In a preprint study, researchers at Microsoft, Peking University, and Nankai University say they’ve developed an approach — Taking Notes on the Fly (TNF) — that makes unsupervised language model pretraining more efficient by noting rare words to help models understand when (and where) they occur. They claim experimental results show TNF “significantly” bolsters pretraining of Google’s BERT while improving the model’s performance, resulting in a 60% decrease in training time.
One of the advantages of unsupervised pretraining is that it doesn’t require annotated data sets. Instead, models train on massive corpora from the web, which improves performance on various natural language tasks but tends to be computationally expensive. Training a BERT-based model on Wikipedia data requires more than five days using 16 Nvidia Tesla V100 graphics cards; even small models like ELECTRA take upwards of four days on a single card.
The researchers’ work aims to improve efficiency through better data utilization, taking advantage of the fact that many words appear very few times (in around 20% of sentences, according to the team) in training corpora. The embeddings of those words — i.e., the numerical representations from which the models learn — are usually poorly optimized, and the researchers argue these words could slow down the training process of other model parameters because they don’t carry adequate semantic information to make models understand what they mean.
TNF was inspired by how humans grasp information. Note-taking is a useful skill that can help recall tidbits that would otherwise be lost; if people take notes after encountering a rare word that they don’t know, the next time the rare word appears, they can refer to the notes to better understand the sentence. Similarly, TNF maintains a note dictionary and saves a rare word’s context information when the rare word occurs. If the same rare word occurs again in training, TNF employs the note information to enhance the semantics of the current sentence.

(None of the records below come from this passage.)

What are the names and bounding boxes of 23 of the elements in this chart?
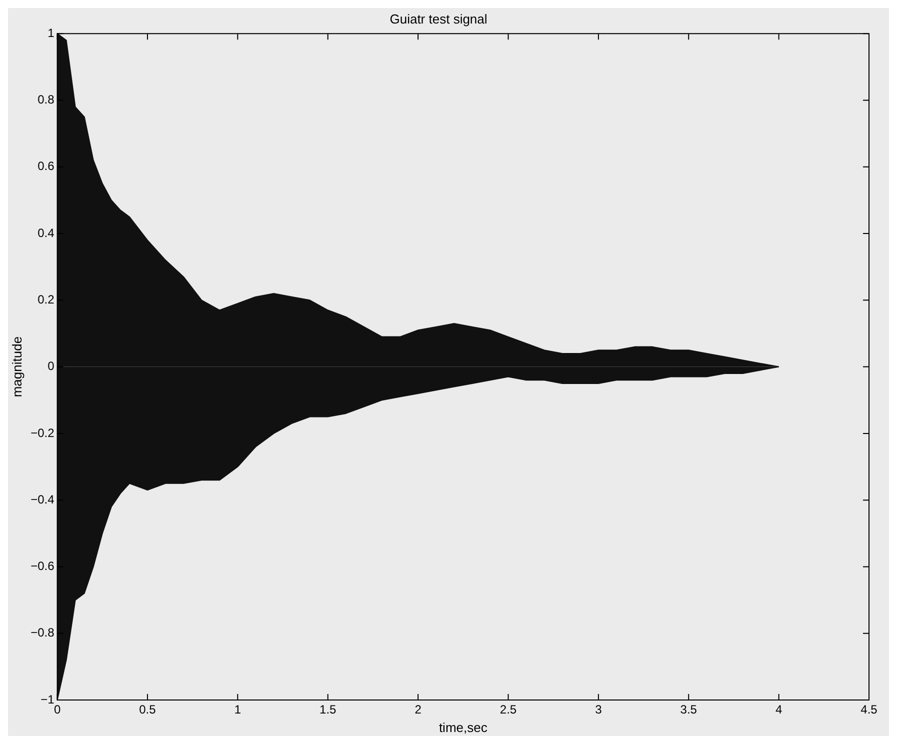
x-tick-label: 1 [234, 702, 242, 717]
x-tick-label: 4 [775, 702, 782, 717]
y-tick-label: 0.2 [38, 292, 55, 306]
x-axis-title: time,sec [438, 720, 488, 735]
x-tick-label: 2.5 [500, 702, 517, 717]
y-tick-label: −0.2 [30, 426, 55, 440]
y-tick-label: 0.8 [38, 92, 55, 107]
y-tick-label: 0.6 [38, 159, 55, 174]
y-tick-label: 0 [48, 359, 55, 374]
x-tick-label: 3.5 [680, 702, 698, 717]
y-tick-label: 0.4 [38, 226, 55, 240]
y-tick-label: −0.6 [30, 559, 55, 574]
y-tick-label: −0.4 [30, 492, 55, 506]
x-tick-label: 2 [414, 702, 422, 717]
y-tick-label: 1 [48, 26, 55, 40]
y-tick-label: −1 [40, 692, 55, 706]
x-tick-label: 4.5 [860, 702, 878, 717]
y-tick-label: −0.8 [30, 626, 55, 640]
y-axis-title: magnitude [9, 336, 24, 398]
chart-title: Guiatr test signal [390, 11, 488, 26]
x-tick-label: 0.5 [139, 702, 156, 717]
x-tick-label: 3 [595, 702, 602, 717]
x-tick-label: 1.5 [320, 702, 337, 717]
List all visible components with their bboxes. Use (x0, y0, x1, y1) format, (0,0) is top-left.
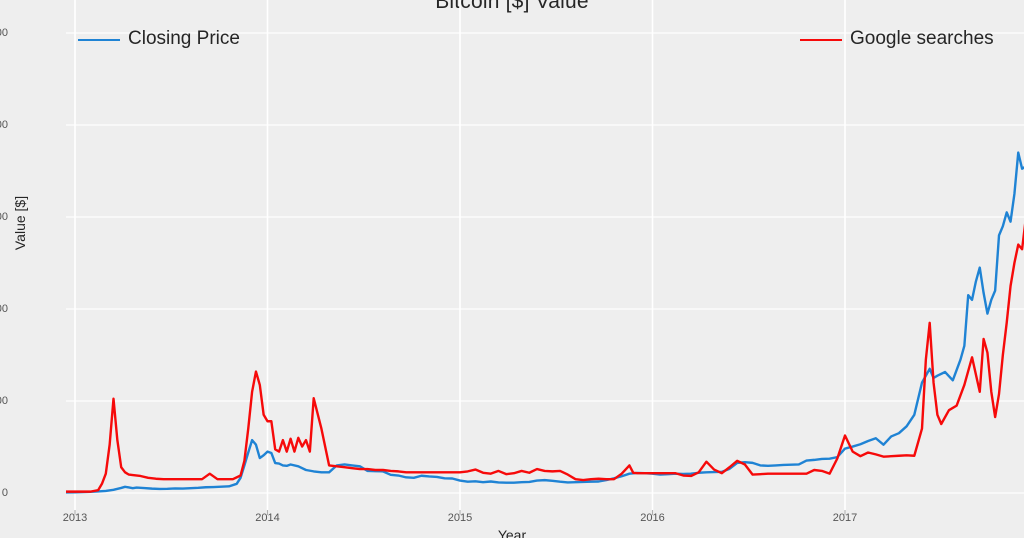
x-tick-label: 2014 (255, 512, 280, 524)
figure-background-lower (0, 510, 1024, 538)
y-tick-label: 10000 (0, 27, 8, 39)
legend-swatch-closing-price (78, 39, 120, 41)
data-series (66, 151, 1024, 494)
series-line-closing-price (66, 151, 1024, 494)
x-axis-label: Year (497, 527, 527, 538)
x-tick-label: 2016 (640, 512, 665, 524)
y-tick-label: 8000 (0, 119, 8, 131)
x-tick-label: 2013 (62, 512, 88, 524)
legend-swatch-google-searches (800, 39, 842, 41)
y-tick-label: 6000 (0, 211, 8, 223)
y-tick-label: 0 (1, 487, 8, 499)
legend-label-closing-price: Closing Price (128, 28, 240, 49)
plot-area-background (66, 0, 1024, 510)
gridlines (66, 0, 1024, 515)
x-tick-label: 2015 (447, 512, 473, 524)
y-tick-label: 4000 (0, 303, 8, 315)
x-tick-label: 2017 (832, 512, 858, 524)
legend-label-google-searches: Google searches (850, 28, 994, 49)
chart-title: Bitcoin [$] Value (435, 0, 589, 13)
series-line-google-searches (66, 223, 1024, 493)
y-tick-label: 2000 (0, 395, 8, 407)
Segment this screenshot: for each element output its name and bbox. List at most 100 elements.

The researchers say TNF introduces little computational overhead at pretraining since the note dictionary is updated on the fly. Moreover, they assert it’s only used to improve the training efficiency of the model and isn’t served as part of the model; when the pretraining is finished, the note dictionary is discarded.
To evaluate TNF’s efficacy, the coauthors concatenated a Wikipedia corpus and the open source BookCorpus into a single 16GB data set, which they preprocessed, segmented, and normalized. They used it to pretrain several BERT-based models, which they then fine-tuned on the popular General Language Understand Evaluation (GLUE) benchmark.
The researchers report that TNF accelerates the BERT-based models throughout the entire pretraining process. The average GLUE scores were larger than the baseline through most of the pretraining, with one model reaching BERT’s performance within two days while it took a TNF-free BERT model nearly six days. And the BERT-based models with TNF outperformed the baseline model on the majority of sub-tasks (eight tasks in total) by “considerable margins” on GLUE.
“TNF alleviates the heavy-tail word distribution problem by taking temporary notes for rare words during pre-training,” the coauthors wrote. “If trained with the same number of updates, TNF outperforms original BERT pre-training by a large margin in downstream tasks. Through this way, when rare words appear again, we can leverage the cross-sentence signals saved in their notes to enhance semantics to help pre-training.”